Monterrey tiene un importante rezago en lo que respecta a la evolución social comparado con el promedio nacional, esto lo podemos notar en sus votaciones locales y federales. Este rezago se explica por muchos errores típicos del regio promedio. Errores ideológicos, tanto políticos como económicos.

La mayoría de los nuevoleoneses votó por la derecha. Tristemente, en nuestro estado, la ultraderecha democristiana fue la favorecida por el voto “libre” del regiomontano. Acá se vota por la derecha, básicamente por ignorancia ideológica: se creen de derecha, se creen capitalistas, se creen prianistas.

Digo que es desconocimiento político porque no entienden los conceptos básicos de las izquierdas y las derechas. Piensan erróneamente (inducidos por los grandes herederos) que eso no importa, que no es cuestión de ideologías y que es cuestión de personas.

A pesar de que la mayoría se cree de derecha, en realidad apoyan las políticas económicas de izquierda, ya que al desglosárselas por separado se visualizan siendo beneficiados por ellas. Lamentablemente, todavía no las pueden vincular con su sufragio.

Donde sí estamos jodidos, por ahora, es en las preferencias regias en cuestiones sociales. Siguen en su mayoría siendo conservadores por convicción, pero esta postura se deriva también de una profunda desinformación inducida por el mismo grupo económico, pero impulsada desde la fe con la ayuda de la Iglesia Católica, en su mayoría.

En la praxis la mayoría de los que votan por el PAN lo hacen porque son antiPRI, de tal forma que confunden oposición con cambio positivo. No entienden aún que los vencedores de este sistema económico no tienen incentivos para cambiarlo, no saben relacionar sus problemas de bolsillo con su forma de votar y esto se debe, principalmente, a que la izquierda tradicional de Nuevo León no ha podido ser lo suficientemente convincente, a pesar de tener la razón.

En la Sultana del Norte se sigue tratando de solucionar los problemas priístas con el panismo y los problemas panistas tradicionales con el neopriísmo, cuando los problemas no son los partidos, sino las ideologías.

En Nuevo León se sigue creyendo que lo privado es superior a lo público, siguen enajenados con el capitalismo, siguen pensando que les da libertades, pero es una falacia, el capitalismo da tantas libertades como libertades daría que en el box no haya categorías, acá se sigue creyendo en el sueño americano, capaz porque estamos muy cerca de la frontera yanqui.

Los errores regios siguen presentes porque existe una sola línea de pensamiento aprobada por las familias tradicionales regias, por esos apellidos que tienen todo y no comparten nada, por esas dinastías que se creen dueñas de todo lo que es de todos.

Lo que es seguro es que los errores regios se solucionarán rápido, ya que nuestra gente es inteligente, está preparada y tiene acceso a Internet.
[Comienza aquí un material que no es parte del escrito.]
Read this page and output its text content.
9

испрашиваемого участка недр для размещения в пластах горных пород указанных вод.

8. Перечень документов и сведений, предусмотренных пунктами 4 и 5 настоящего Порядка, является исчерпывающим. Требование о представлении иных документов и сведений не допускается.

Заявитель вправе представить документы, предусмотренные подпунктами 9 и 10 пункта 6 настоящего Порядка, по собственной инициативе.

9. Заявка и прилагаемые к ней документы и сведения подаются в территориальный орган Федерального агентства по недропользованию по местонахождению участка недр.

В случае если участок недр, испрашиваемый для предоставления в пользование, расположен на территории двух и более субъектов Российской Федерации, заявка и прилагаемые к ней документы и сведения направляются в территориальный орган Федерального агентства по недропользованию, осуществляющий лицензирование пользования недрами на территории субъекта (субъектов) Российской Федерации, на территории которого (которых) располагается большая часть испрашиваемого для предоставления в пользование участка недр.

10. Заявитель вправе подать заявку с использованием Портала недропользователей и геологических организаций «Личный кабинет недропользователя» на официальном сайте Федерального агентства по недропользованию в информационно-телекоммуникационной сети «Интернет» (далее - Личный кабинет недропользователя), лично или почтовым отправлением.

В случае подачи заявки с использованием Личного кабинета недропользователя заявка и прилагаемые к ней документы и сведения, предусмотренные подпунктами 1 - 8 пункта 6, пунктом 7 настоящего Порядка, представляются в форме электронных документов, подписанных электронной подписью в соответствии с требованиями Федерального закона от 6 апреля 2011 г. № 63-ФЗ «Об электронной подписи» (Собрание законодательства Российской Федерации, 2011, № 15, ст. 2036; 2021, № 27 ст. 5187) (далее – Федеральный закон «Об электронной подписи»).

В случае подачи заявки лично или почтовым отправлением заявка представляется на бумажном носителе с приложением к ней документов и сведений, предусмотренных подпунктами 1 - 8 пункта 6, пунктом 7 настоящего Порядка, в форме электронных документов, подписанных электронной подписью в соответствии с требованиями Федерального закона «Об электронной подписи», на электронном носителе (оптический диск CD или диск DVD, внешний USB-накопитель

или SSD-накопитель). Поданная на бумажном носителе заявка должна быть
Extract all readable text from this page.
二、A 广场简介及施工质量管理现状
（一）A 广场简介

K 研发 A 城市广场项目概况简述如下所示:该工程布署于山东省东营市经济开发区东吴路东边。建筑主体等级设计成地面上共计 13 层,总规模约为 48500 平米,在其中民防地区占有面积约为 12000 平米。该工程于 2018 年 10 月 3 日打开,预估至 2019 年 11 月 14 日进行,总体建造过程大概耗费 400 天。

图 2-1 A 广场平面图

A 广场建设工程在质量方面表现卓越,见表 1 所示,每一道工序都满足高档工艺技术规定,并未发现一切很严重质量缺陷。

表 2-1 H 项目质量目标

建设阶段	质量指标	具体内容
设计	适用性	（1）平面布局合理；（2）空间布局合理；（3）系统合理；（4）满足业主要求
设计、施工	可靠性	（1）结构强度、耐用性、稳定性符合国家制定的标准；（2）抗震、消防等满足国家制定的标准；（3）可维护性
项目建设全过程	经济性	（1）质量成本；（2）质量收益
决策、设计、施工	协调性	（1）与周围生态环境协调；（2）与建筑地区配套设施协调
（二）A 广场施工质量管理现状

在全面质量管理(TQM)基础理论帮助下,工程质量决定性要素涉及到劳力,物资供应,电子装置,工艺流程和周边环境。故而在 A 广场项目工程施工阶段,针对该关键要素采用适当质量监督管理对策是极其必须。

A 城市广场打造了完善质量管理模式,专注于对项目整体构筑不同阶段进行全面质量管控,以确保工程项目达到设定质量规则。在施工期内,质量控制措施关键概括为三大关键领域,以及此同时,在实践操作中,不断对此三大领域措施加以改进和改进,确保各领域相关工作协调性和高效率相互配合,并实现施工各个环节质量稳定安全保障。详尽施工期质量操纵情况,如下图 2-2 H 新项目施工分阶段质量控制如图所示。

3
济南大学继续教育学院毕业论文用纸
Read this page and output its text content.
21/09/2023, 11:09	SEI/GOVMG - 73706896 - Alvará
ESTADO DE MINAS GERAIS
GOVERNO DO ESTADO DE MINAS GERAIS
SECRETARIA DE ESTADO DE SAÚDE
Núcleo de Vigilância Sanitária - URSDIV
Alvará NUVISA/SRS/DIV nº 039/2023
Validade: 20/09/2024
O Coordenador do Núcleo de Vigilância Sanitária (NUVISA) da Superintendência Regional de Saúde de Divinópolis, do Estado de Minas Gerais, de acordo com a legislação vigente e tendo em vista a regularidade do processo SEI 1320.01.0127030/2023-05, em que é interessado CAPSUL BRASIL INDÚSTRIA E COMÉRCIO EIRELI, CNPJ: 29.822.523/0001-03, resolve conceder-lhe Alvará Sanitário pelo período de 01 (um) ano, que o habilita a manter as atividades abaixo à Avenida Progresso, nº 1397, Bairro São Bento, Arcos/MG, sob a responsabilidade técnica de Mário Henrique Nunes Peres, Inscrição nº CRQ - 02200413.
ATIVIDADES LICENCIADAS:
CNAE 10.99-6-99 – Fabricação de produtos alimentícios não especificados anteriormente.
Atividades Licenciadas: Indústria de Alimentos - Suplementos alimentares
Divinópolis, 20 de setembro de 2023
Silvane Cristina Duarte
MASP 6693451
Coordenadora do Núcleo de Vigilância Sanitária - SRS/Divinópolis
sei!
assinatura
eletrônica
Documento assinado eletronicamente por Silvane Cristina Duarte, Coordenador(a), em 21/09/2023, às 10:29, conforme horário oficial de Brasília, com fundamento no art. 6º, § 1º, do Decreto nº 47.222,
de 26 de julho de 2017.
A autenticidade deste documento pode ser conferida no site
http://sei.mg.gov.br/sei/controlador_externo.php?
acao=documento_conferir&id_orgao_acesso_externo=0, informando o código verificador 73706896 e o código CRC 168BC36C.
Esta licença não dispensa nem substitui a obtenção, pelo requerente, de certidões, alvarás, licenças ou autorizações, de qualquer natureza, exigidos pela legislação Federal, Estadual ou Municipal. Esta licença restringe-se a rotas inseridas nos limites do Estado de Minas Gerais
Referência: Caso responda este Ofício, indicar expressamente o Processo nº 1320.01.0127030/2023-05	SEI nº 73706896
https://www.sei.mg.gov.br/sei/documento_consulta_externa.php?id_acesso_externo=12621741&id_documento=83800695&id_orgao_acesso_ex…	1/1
Los errores conceptuales de nuestra ciudad serán aclarados cuando los liderazgos políticos locales estén mejor encaminados, en ese momento vamos a poder, por fin, votar por nuestro interés y el de los nuestros, en un futuro próximo vamos a poder, por fin, recuperar nuestro Estado, más temprano que tarde vamos a poder, al fin, avanzar en la evolución social que tanto ansiamos.